Essa poderia ser a introdução ideal para uma história sobre a história de um dos personagens mais malditos da Marvel Comics. Esqueça o azar de Peter Parker, o sofrimento de Norrin Radd, a tragédia de Bruce Banner ou a danação de Johnny Blaze. O doutor Henry Pym é tudo isso em sua cronologia, nas versões multiversais e, atualmente, como personagem de cinema. Pym, o Homem-Formiga original, se tornou um coadjuvante em sua própria estreia cinematográfica. Não apenas isso, também foi removido completamente da criação dos Vingadores, além de não ser nem mesmo o responsável pelo surgimento de Ultron.
Ao menos permitiram que continuasse como gênio científico criador da fórmula capaz de encolher ou aumentar o tamanho de seres vivos e objetos inanimados. E o deixaram com o título de primeiro Homem-Formiga, com a condição de ficar somente nos flashbacks. Na franquia, seu papel é somente de consultor, mentor, etc., nada de se aventurar por aí com nenhuma das identidades que usou nos quadrinhos. E olha que foram muitas. Mas… Qual o motivo disso tudo?
O Instável Dr. Pym
Pouco tempo depois de sua participação na fundação dos Vingadores nos gibis, o primeiro Homem-Formiga já demonstrava indícios de problemas emocionais. O camarada tinha inveja e até mesmo ciúmes dos outros integrantes por dois motivos paralelos… Ele era o herói que encolhia, enquanto os outros eram montanhas de músculos verdes ou divindades do trovão e da força ou usuários de armaduras high tech ou símbolos patrióticos fisicamente perfeitos. E, pra aumentar a munganga do Dr. Pym, sua namorada mais jovem, Janet Van Dyne, a Vespa, ficava flertando com todos diante dele, ainda que fosse apenas por brincadeira.
(Some-se à isso o trauma severo causado pelo assassinato de sua primeira esposa, Maria, por um regime ditatorial europeu, fato que pode ser a origem de todos os seus problemas.)
Dessa inquietude emocional toda veio a vontade de competir em pé de igualdade com seus colegas e, refletiu o cientista, se foi capaz de reduzir seu tamanho, por qual motivo não poderia AMPLIAR sua estatura? Surgiu a primeira troca de identidade super heroica de Hank Pym, deixando de ser o Homem-Formiga para se chamar o Gigante. Daí em diante, ele assumiu outros codinomes e até poderes diferentes, como Golias, Jaqueta Amarela, o Vespa, muitas vezes voltando aos anteriores quando necessário, além de passar alguns períodos usando apenas seu nome civil.

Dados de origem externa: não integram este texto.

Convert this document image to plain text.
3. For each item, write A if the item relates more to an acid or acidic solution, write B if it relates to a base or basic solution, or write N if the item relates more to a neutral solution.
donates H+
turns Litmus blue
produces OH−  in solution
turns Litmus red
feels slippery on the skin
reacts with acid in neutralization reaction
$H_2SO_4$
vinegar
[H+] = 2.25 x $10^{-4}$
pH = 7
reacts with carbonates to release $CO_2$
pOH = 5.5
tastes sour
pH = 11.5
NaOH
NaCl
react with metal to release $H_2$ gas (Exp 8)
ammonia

Se fosse apenas isso, seria exagero considerar Hank um personagem maldito. Mas tem o “filho” genocida e, pior de tudo, o episódio da agressão doméstica… Ainda que bem intencionado, o doutor acabou criando uma das maiores ameaças do Universo Marvel, ao desenvolver uma inteligência artificial baseada em seus padrões cerebrais. Basicamente colocou sua genialidade E neuroses em um algoritmo sem freios morais. As frustrações e traumas de Hank Pym sem a empatia com seus semelhantes, afinal, NINGUÉM era semelhante a Ultron. E esse “filho” cibernético logo agiu contra o seu criador, primeiro incapacitando-o e depois apagando suas memórias do fato. Manipulação mental, em uma psiquê já danificada. Não é de se estranhar que, na mesma época, Pym tenha sofrido um colapso nervoso tão forte que resultou em um bizarro caso de dupla personalidade, criando a persona Jaqueta Amarela.

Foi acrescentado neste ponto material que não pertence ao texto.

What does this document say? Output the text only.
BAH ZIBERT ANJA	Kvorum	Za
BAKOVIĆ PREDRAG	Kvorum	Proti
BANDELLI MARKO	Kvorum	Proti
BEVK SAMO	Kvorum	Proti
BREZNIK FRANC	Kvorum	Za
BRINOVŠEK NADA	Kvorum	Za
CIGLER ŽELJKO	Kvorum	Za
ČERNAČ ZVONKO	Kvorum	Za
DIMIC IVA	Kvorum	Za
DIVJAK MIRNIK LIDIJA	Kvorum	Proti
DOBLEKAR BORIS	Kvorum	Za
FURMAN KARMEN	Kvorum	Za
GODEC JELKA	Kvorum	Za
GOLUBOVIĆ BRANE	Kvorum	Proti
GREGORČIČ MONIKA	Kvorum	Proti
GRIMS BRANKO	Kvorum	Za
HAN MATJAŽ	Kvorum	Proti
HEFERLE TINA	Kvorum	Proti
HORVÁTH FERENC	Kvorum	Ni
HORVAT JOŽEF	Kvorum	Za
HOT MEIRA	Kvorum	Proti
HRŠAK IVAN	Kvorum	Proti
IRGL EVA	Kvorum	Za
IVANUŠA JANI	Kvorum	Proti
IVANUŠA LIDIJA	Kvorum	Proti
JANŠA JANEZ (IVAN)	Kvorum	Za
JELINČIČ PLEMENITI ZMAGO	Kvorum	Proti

Muito tempo depois, o doutor voltou a sofrer instabilidade, a ponto de forjar uma ameaça contra ao Vingadores apenas para se mostrar valioso para a equipe. Foi nessa ocasião que aconteceu o fato que marcou o personagem pra sempre. Em um rompante de fúria, ele atinge Janet no rosto com o punho. O roteirista dos Vingadores na época, o lendário Jim Shooter, afirmou há alguns anos que seu roteiro NÃO descrevia um tapa ou soco no rosto de Jan. Essa teria sido uma interpretação errada por parte do então desenhista da equipe, Bob Hall. Infelizmente, a cena foi publicada assim e até hoje paira sobre Hank. Inclusive tendo sido potencializada sem pudores na versão Ultimate de Pym. Mark Millar, fazendo jus ao seu estilo incontido, fez de Hank um usuário de antidepressivos, numa relação abusiva com Janet, onde a violência era uma constante.
Se no Universo Marvel 616 ocorreu um fato isolado, no Universo Ultimate o personagem foi totalmente definido como um covarde agressor de mulher.

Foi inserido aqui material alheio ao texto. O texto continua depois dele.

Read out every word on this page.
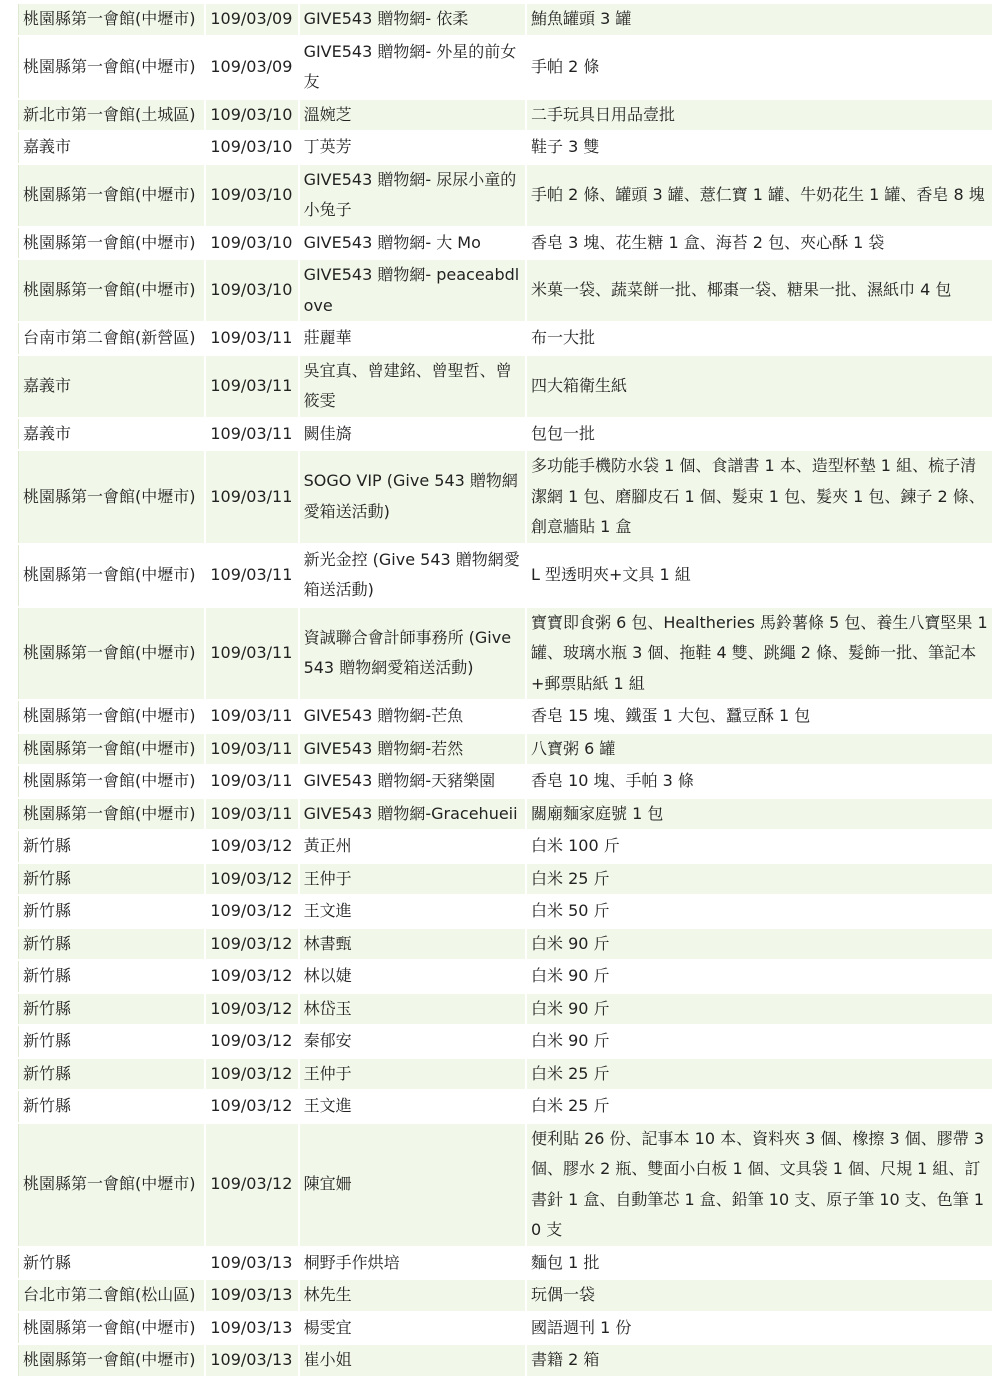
桃園縣第一會館(中壢市)	109/03/09	GIVE543 贈物網- 依柔	鮪魚罐頭 3 罐
桃園縣第一會館(中壢市)	109/03/09	GIVE543 贈物網- 外星的前女友	手帕 2 條
新北市第一會館(土城區)	109/03/10	溫婉芝	二手玩具日用品壹批
嘉義市	109/03/10	丁英芳	鞋子 3 雙
桃園縣第一會館(中壢市)	109/03/10	GIVE543 贈物網- 尿尿小童的小兔子	手帕 2 條、罐頭 3 罐、薏仁寶 1 罐、牛奶花生 1 罐、香皂 8 塊
桃園縣第一會館(中壢市)	109/03/10	GIVE543 贈物網- 大 Mo	香皂 3 塊、花生糖 1 盒、海苔 2 包、夾心酥 1 袋
桃園縣第一會館(中壢市)	109/03/10	GIVE543 贈物網- peaceabdlove	米菓一袋、蔬菜餅一批、椰棗一袋、糖果一批、濕紙巾 4 包
台南市第二會館(新營區)	109/03/11	莊麗華	布一大批
嘉義市	109/03/11	吳宜真、曾建銘、曾聖哲、曾筱雯	四大箱衛生紙
嘉義市	109/03/11	闕佳旖	包包一批
桃園縣第一會館(中壢市)	109/03/11	SOGO VIP (Give 543 贈物網愛箱送活動)	多功能手機防水袋 1 個、食譜書 1 本、造型杯墊 1 組、梳子清潔網 1 包、磨腳皮石 1 個、髮束 1 包、髮夾 1 包、鍊子 2 條、創意牆貼 1 盒
桃園縣第一會館(中壢市)	109/03/11	新光金控 (Give 543 贈物網愛箱送活動)	L 型透明夾+文具 1 組
桃園縣第一會館(中壢市)	109/03/11	資誠聯合會計師事務所 (Give 543 贈物網愛箱送活動)	寶寶即食粥 6 包、Healtheries 馬鈴薯條 5 包、養生八寶堅果 1 罐、玻璃水瓶 3 個、拖鞋 4 雙、跳繩 2 條、髮飾一批、筆記本+郵票貼紙 1 組
桃園縣第一會館(中壢市)	109/03/11	GIVE543 贈物網-芒魚	香皂 15 塊、鐵蛋 1 大包、蠶豆酥 1 包
桃園縣第一會館(中壢市)	109/03/11	GIVE543 贈物網-若然	八寶粥 6 罐
桃園縣第一會館(中壢市)	109/03/11	GIVE543 贈物網-天豬樂園	香皂 10 塊、手帕 3 條
桃園縣第一會館(中壢市)	109/03/11	GIVE543 贈物網-Gracehueii	關廟麵家庭號 1 包
新竹縣	109/03/12	黃正州	白米 100 斤
新竹縣	109/03/12	王仲于	白米 25 斤
新竹縣	109/03/12	王文進	白米 50 斤
新竹縣	109/03/12	林書甄	白米 90 斤
新竹縣	109/03/12	林以婕	白米 90 斤
新竹縣	109/03/12	林岱玉	白米 90 斤
新竹縣	109/03/12	秦郁安	白米 90 斤
新竹縣	109/03/12	王仲于	白米 25 斤
新竹縣	109/03/12	王文進	白米 25 斤
桃園縣第一會館(中壢市)	109/03/12	陳宜姍	便利貼 26 份、記事本 10 本、資料夾 3 個、橡擦 3 個、膠帶 3 個、膠水 2 瓶、雙面小白板 1 個、文具袋 1 個、尺規 1 組、訂書針 1 盒、自動筆芯 1 盒、鉛筆 10 支、原子筆 10 支、色筆 10 支
新竹縣	109/03/13	桐野手作烘培	麵包 1 批
台北市第二會館(松山區)	109/03/13	林先生	玩偶一袋
桃園縣第一會館(中壢市)	109/03/13	楊雯宜	國語週刊 1 份
桃園縣第一會館(中壢市)	109/03/13	崔小姐	書籍 2 箱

Eis que a equipe The Ultimates, os Vingadores desse universo paralelo, influenciou vários aspectos da adaptação para o cinema, vide o Nick Fury L. Jackson ou o Gavião Arqueiro agente da SHIELD, portanto, a versão ultimate de Hank Pym deve ter sido a que mais saltou aos olhos dos produtores, afinal, quanto pior a desgraça maior a visibilidade. Podemos supor que, ao ver um dos fundadores da equipe com tantas falhas de caráter, em uma era em que a violência contra a mulher tem sido tão combatida, as chances de usarem o doutor no grande plano de universo cinematográfico compartilhado literalmente… encolheram.
Mas, ei, a crescente onda de sucesso dos personagens Marvel nos cinemas eventualmente levou à expansão dos planos, à utilização de mais conceitos e, por fim, às reavaliações. Um herói que encolhe e controla formigas, uma parceira com asas e poderes emulando insetos… Isso é material de primeira pra um universo ficcional que prima pela ação e humor nos seus filmes. Vamos ver o que podemos fazer, hm?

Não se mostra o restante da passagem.